Uproar in Iqlim al-Kharroub over Plans to Build Syrian Refugee Camp
إقرأ هذا الخبر بالعربية
Alleged plans to set up a Syrian refugee camp at an Iqlim al-Kharroub town have trigerred a popular outcry in the area, amid a pledge by the Progressive Socialist Party to block the purported project.
Speaking at a meeting for municipal chiefs, mayors and residents at Iqlim al-Kharroub's Jmailiyeh, the town's mayor Nicolas Dagher strongly condemned “the attempt to build a Syrian refugee camp in the outskirts of our town, which overlook the towns of Alman and Rmeileh.”
“The region's towns have welcomed Syrian refugees and offered them shelter, but their numbers have exceeded those of the towns' residents,” Dagher explained.
For his part, Alman municipal chief Farid Ghanem stressed the municipality’s “complete rejection of this project” and mentioned what he described as the reasons behind this refusal.
“Jmailiyeh is a small town whose residents were displaced in the last civil war,” Ghanem said, adding that “similar to other Christian towns in Iqlim al-Kharroub, some of its residents and political figures are exerting arduous endeavors to convince those who had left to return.”
Meanwhile, PSP's official in the region Jamal Saad underlined party leader MP Walid Jumblat's rejection of “the project and of this idea.”
“We, as a party, are against the creation of any camp in the region.
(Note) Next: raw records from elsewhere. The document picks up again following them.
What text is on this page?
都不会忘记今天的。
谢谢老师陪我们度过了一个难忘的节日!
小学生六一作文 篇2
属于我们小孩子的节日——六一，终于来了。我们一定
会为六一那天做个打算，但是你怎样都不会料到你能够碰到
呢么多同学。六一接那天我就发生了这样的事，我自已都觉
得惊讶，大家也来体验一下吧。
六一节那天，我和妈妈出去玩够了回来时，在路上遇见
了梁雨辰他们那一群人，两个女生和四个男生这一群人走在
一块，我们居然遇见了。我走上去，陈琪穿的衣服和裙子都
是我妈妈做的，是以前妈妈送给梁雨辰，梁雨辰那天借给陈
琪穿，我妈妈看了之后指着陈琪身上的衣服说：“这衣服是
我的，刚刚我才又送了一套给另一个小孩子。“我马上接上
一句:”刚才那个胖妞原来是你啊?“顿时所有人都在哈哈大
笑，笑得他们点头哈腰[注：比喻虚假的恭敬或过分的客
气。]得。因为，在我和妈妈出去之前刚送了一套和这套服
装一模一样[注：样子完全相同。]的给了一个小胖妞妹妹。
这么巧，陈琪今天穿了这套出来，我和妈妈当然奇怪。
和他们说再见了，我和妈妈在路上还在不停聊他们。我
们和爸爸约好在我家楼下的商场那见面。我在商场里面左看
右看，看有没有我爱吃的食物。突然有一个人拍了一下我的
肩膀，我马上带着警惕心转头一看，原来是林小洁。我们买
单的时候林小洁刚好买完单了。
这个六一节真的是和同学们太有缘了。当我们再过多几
We had assisted our Syrian brothers and are still doing so; we are with the Syrian revolution and with the rights of the Syrian people, but not at the expense of our people, residents and land,” said Saad.
“If they want to set up camps, let them be created in a safe zone on the Lebanese-Syrian border,” he added.
The official emphasized that the PSP will not allow the execution of such a project in the region “whatever the considerations might be.”
“Today's meeting is a warning and the start of action against this project,” Saad cautioned.
“We will not remain silent and we will escalate the situation through sit-ins and the blocking of roads,” he warned, urging the country's top officials to “interfere and prevent the creation of such camps.”
On April 3, the U.N. refugee agency said more than a million people fleeing Syria's war have registered as refugees in Lebanon, with many now living in dire conditions. The agency says that every day it registers 2,500 new refugees in Lebanon -- more than one person a minute.
On the same day, the opposition Syrian National Coalition demanded an end to “racist practices” against Syria's refugees in Lebanon.
The SNC lauded a solidarity campaign against racism launched by Lebanese activists on social media websites to “highlight the difficult conditions Syrian refugees are going through in Lebanon.”
The statement was referring to a popular campaign launched as a response to a press conference by former telecommunications minister Nicolas Sehnaoui and Free Patriotic Movement official Ziad Abs, during which the two men called for protecting citizens in Ashrafieh, after an increase in the number of refugees.
The two FPM officials had also called for closing the border with Syria “because Lebanon can not bear receiving more refugees.”
Y.R.

Jumblatt is a hypocrite. He expects other regions in Lebanon to welcome the Syrian refugees in open arms, but when it comes to his backyard, he turns them away and claims there's no space.

I never lectured other Lebanese on taking them in and letting them settle in their areas. I only said they should be resettled in Saudi Arabia because, as the main sponsor of the FSA-Al Qaeda jihadist cannibal terrorists, Saudi Arabia is primarily responsible for the suffering of these refugees.

@Tony, I was being sprayed down with water hoses for resisting the Syrian occupation forces while your likes and your leaders were either visiting them in Syria, eating barazek with them, or shining their boots. Dont try to teach me about shame and honor.